0 00 3 min 1 mth 90

di Antonio Napoli

Pharaoh Zoser often visited his architect, Imhotep, hoping to finally see his masterpiece completed. Yet each time, he returned to his palaces with a restless heart, for before him lay only bustling construction sites, half-laid stones, and broken columns stretching toward the sky.

Year after year, doubt tormented him: was the work being deliberately slowed? Was it negligence or a subtle calculation? Patience, the virtue of sages and rulers, began to wear thin under the weight of waiting.

One day, unable to suppress his frustration any longer, he confronted Imhotep. He found him, as always, absorbed in thought, studying plans and proportions with the gaze of one searching for something that does not yet exist.

“Enough of these delays!” Zoser rebuked him. “If I do not see my monument rise in all its grandeur, I will entrust the work to another.”

The architect did not flinch. With a slow gesture, he drew back the curtain from the window and gazed at the city in turmoil, the swarming workers, the sound of hammers striking stone.

“My lord,” he finally said without turning, “there is something you may not understand. My relationship with this work is a contradictory one. Today, it is everything to me, but I know that one day, when it is finished, it will no longer belong to me. I am tormented by the thought that as soon as I lay the final stone, a desire for an even greater, bolder creation—one I cannot yet imagine—will be born within me. What fills me with pride today may disgust me tomorrow. My mind reveals forms and proportions that, once turned to stone, my heart will receive as the conquest of a foreign land. I will never feel at home in any of my creations.”
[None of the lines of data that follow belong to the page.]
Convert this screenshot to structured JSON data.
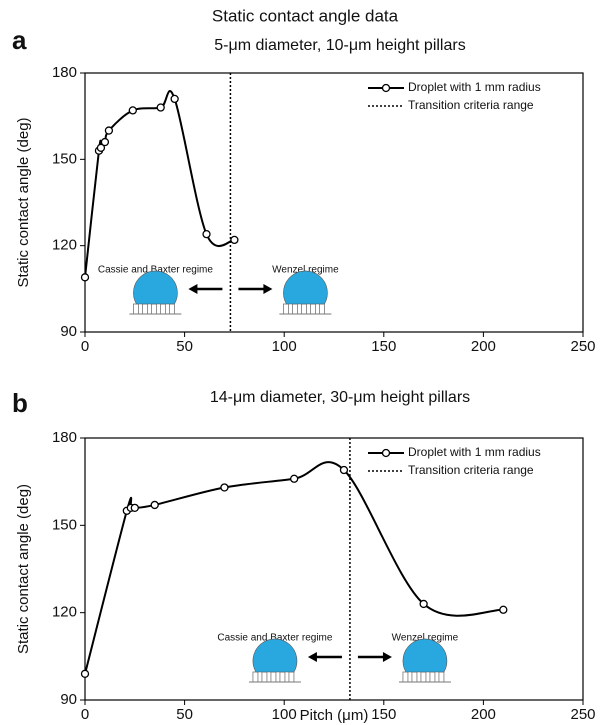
{
  "title": "Static contact angle data",
  "chart_data": [
    {
      "type": "line",
      "panel": "a",
      "title": "5-μm diameter, 10-μm height pillars",
      "ylabel": "Static contact angle (deg)",
      "x": [
        0,
        7,
        8,
        10,
        12,
        24,
        38,
        45,
        61,
        75
      ],
      "series": [
        {
          "name": "Droplet with 1 mm radius",
          "color": "#000000",
          "values": [
            109,
            153,
            154,
            156,
            160,
            167,
            168,
            171,
            124,
            122
          ]
        }
      ],
      "vline": {
        "value": 73,
        "name": "Transition criteria range"
      },
      "annotations": [
        "Cassie and Baxter regime",
        "Wenzel regime"
      ],
      "xlim": [
        0,
        250
      ],
      "xticks": [
        0,
        50,
        100,
        150,
        200,
        250
      ],
      "ylim": [
        90,
        180
      ],
      "yticks": [
        90,
        120,
        150,
        180
      ],
      "legend": "upper right"
    },
    {
      "type": "line",
      "panel": "b",
      "title": "14-μm diameter, 30-μm height pillars",
      "ylabel": "Static contact angle (deg)",
      "xlabel": "Pitch (μm)",
      "x": [
        0,
        21,
        23,
        25,
        35,
        70,
        105,
        130,
        170,
        210
      ],
      "series": [
        {
          "name": "Droplet with 1 mm radius",
          "color": "#000000",
          "values": [
            99,
            155,
            156,
            156,
            157,
            163,
            166,
            169,
            123,
            121
          ]
        }
      ],
      "vline": {
        "value": 133,
        "name": "Transition criteria range"
      },
      "annotations": [
        "Cassie and Baxter regime",
        "Wenzel regime"
      ],
      "xlim": [
        0,
        250
      ],
      "xticks": [
        0,
        50,
        100,
        150,
        200,
        250
      ],
      "ylim": [
        90,
        180
      ],
      "yticks": [
        90,
        120,
        150,
        180
      ],
      "legend": "upper right"
    }
  ]
}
The pharaoh fell silent. For the first time, he understood that the architect’s obsession was not the pursuit of glory but the relentless yearning for something that always eluded him, retreating like the line of the horizon. And he could not help but recognize in that restlessness a reflection of his own: he too, before his conquests, felt the dissatisfaction of one who, having reached a goal, was already searching for the next.

From that day on, he never returned to question him and turned all his thoughts to his war plans.